À Murano, on reconnaît le verre avant même de le voir
Quand j’étais petite, ce qui me frappait le plus à Murano, ce n’étaient pas les vitrines. C’était le bruit des fours.
Mon oncle avait un ami verrier près de la Fondamenta dei Vetrai et, parfois, il nous emmenait lui rendre visite. Il suffisait d’ouvrir la porte de la fournaise pour sentir immédiatement la chaleur, entendre le métal posé sur l’établi, les outils, le verre qui tourne lentement pendant qu’il prend forme.
Murano a toujours eu une atmosphère différente du centre de Venise. Plus concrète, plus liée au travail. Le matin, les cafés se remplissaient tôt de verriers, les horaires des vaporetti ressemblaient presque à ceux d’une usine, et de nombreuses familles vivaient autour des fours depuis des générations.
Ma grand-mère disait toujours qu’elle reconnaissait les verriers à leurs mains. Usées, extrêmement rapides, précises même dans les gestes les plus simples. Quand j’étais enfant, cela me semblait étrange, puis en grandissant j’ai commencé à comprendre.
Ce que j’aime encore aujourd’hui, c’est la façon dont Murano change complètement le soir. Quand les groupes partent, il ne reste plus que les canaux silencieux, quelques habitants assis devant leur maison et les lumières qui se reflètent sur l’eau. C’est à ce moment-là que l’île recommence à ressembler au Murano de mon enfance.
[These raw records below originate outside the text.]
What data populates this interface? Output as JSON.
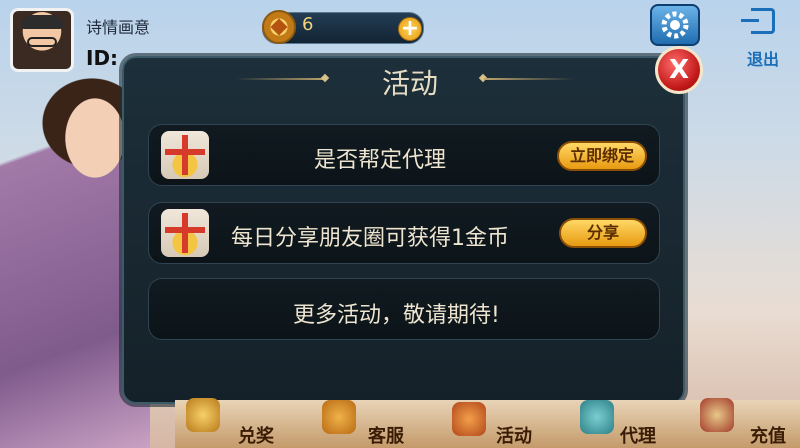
{
  "user": {
    "name": "诗情画意",
    "id_label": "ID:"
  },
  "coins": {
    "value": "6",
    "add_icon": "plus-icon"
  },
  "topbar": {
    "settings_icon": "gear-icon",
    "exit_label": "退出",
    "exit_icon": "exit-icon"
  },
  "dialog": {
    "title": "活动",
    "close_label": "X",
    "items": [
      {
        "text": "是否帮定代理",
        "button": "立即绑定",
        "icon": "gift-icon"
      },
      {
        "text": "每日分享朋友圈可获得1金币",
        "button": "分享",
        "icon": "gift-icon"
      },
      {
        "text": "更多活动，敬请期待!"
      }
    ]
  },
  "nav": {
    "items": [
      {
        "label": "兑奖",
        "icon": "redeem-icon"
      },
      {
        "label": "客服",
        "icon": "service-icon"
      },
      {
        "label": "活动",
        "icon": "activity-icon"
      },
      {
        "label": "代理",
        "icon": "agent-icon"
      },
      {
        "label": "充值",
        "icon": "recharge-icon"
      }
    ]
  },
  "colors": {
    "accent_gold": "#e89a10",
    "panel": "#152129",
    "close_red": "#c21919",
    "exit_blue": "#1b6fb8"
  }
}
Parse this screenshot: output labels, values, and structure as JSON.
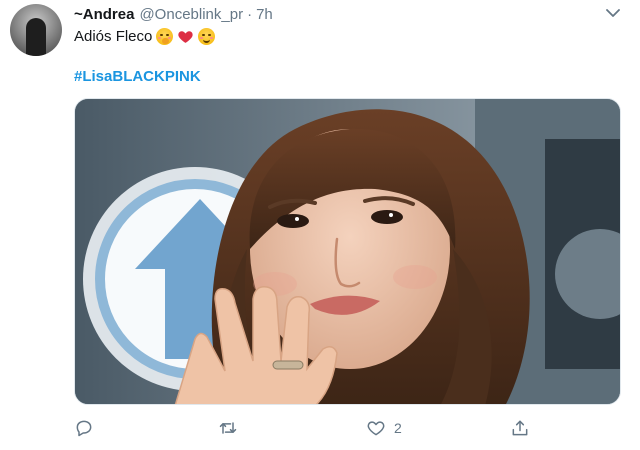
{
  "tweet": {
    "display_name": "~Andrea",
    "handle": "@Onceblink_pr",
    "separator": "·",
    "time": "7h",
    "text": "Adiós Fleco",
    "emoji": [
      "face-with-hand-over-mouth",
      "red-heart",
      "smiling-face"
    ],
    "hashtag": "#LisaBLACKPINK",
    "media_alt": "photo"
  },
  "actions": {
    "reply_count": "",
    "retweet_count": "",
    "like_count": "2",
    "share_count": ""
  },
  "colors": {
    "link": "#1b95e0",
    "secondary_text": "#657786",
    "heart": "#e0245e"
  }
}
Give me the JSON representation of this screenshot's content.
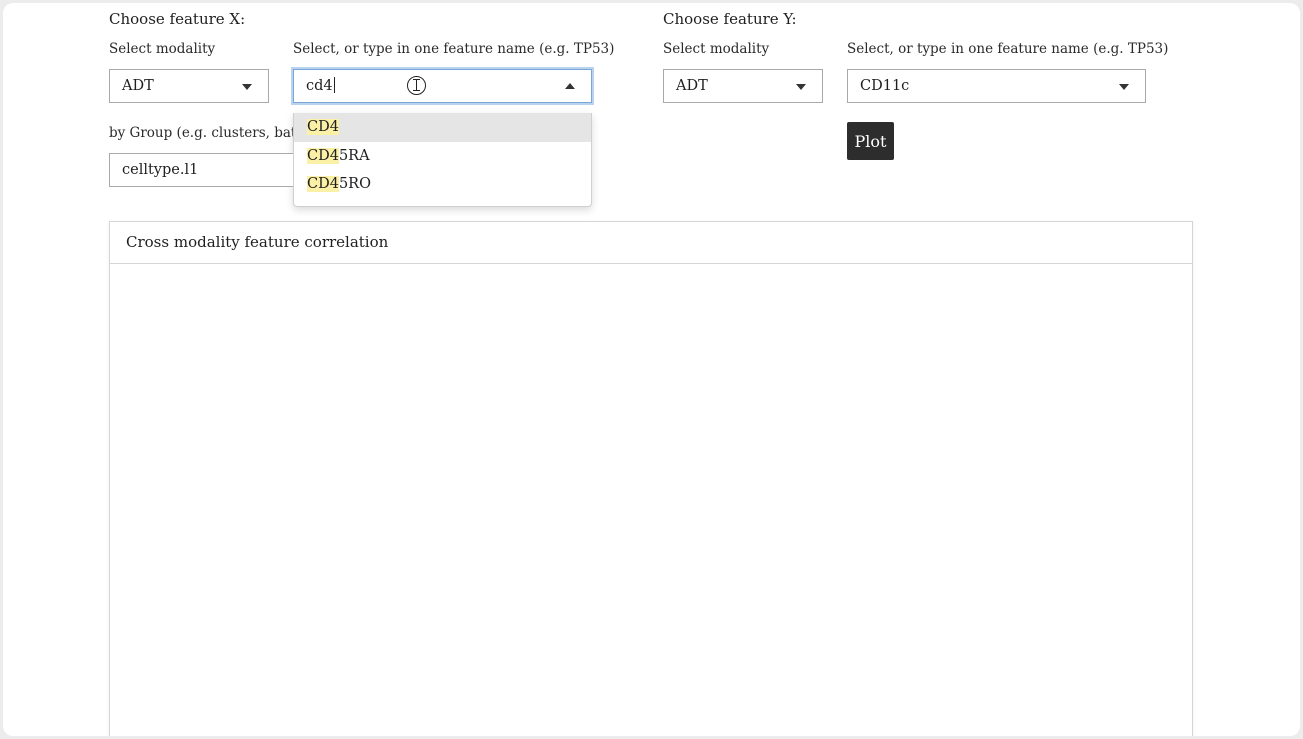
{
  "feature_x": {
    "heading": "Choose feature X:",
    "modality_label": "Select modality",
    "modality_value": "ADT",
    "feature_label": "Select, or type in one feature name (e.g. TP53)",
    "feature_input": "cd4",
    "options": [
      {
        "match": "CD4",
        "rest": ""
      },
      {
        "match": "CD4",
        "rest": "5RA"
      },
      {
        "match": "CD4",
        "rest": "5RO"
      }
    ],
    "group_label": "by Group (e.g. clusters, batch",
    "group_value": "celltype.l1"
  },
  "feature_y": {
    "heading": "Choose feature Y:",
    "modality_label": "Select modality",
    "modality_value": "ADT",
    "feature_label": "Select, or type in one feature name (e.g. TP53)",
    "feature_value": "CD11c"
  },
  "plot_button": "Plot",
  "panel": {
    "title": "Cross modality feature correlation"
  },
  "colors": {
    "match_highlight": "#fbf1a6",
    "focus_ring": "#b8d3ef",
    "button_bg": "#2d2d2d"
  }
}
Si vous voulez vraiment découvrir Murano, quittez les rues principales et prenez le temps d’écouter l’île. C’est la meilleure façon de s’en souvenir : pas seulement pour les objets exposés dans les vitrines, mais pour cette atmosphère faite de feu, d’eau, de gestes experts et de petits bruits qui font encore partie du quotidien de l’île.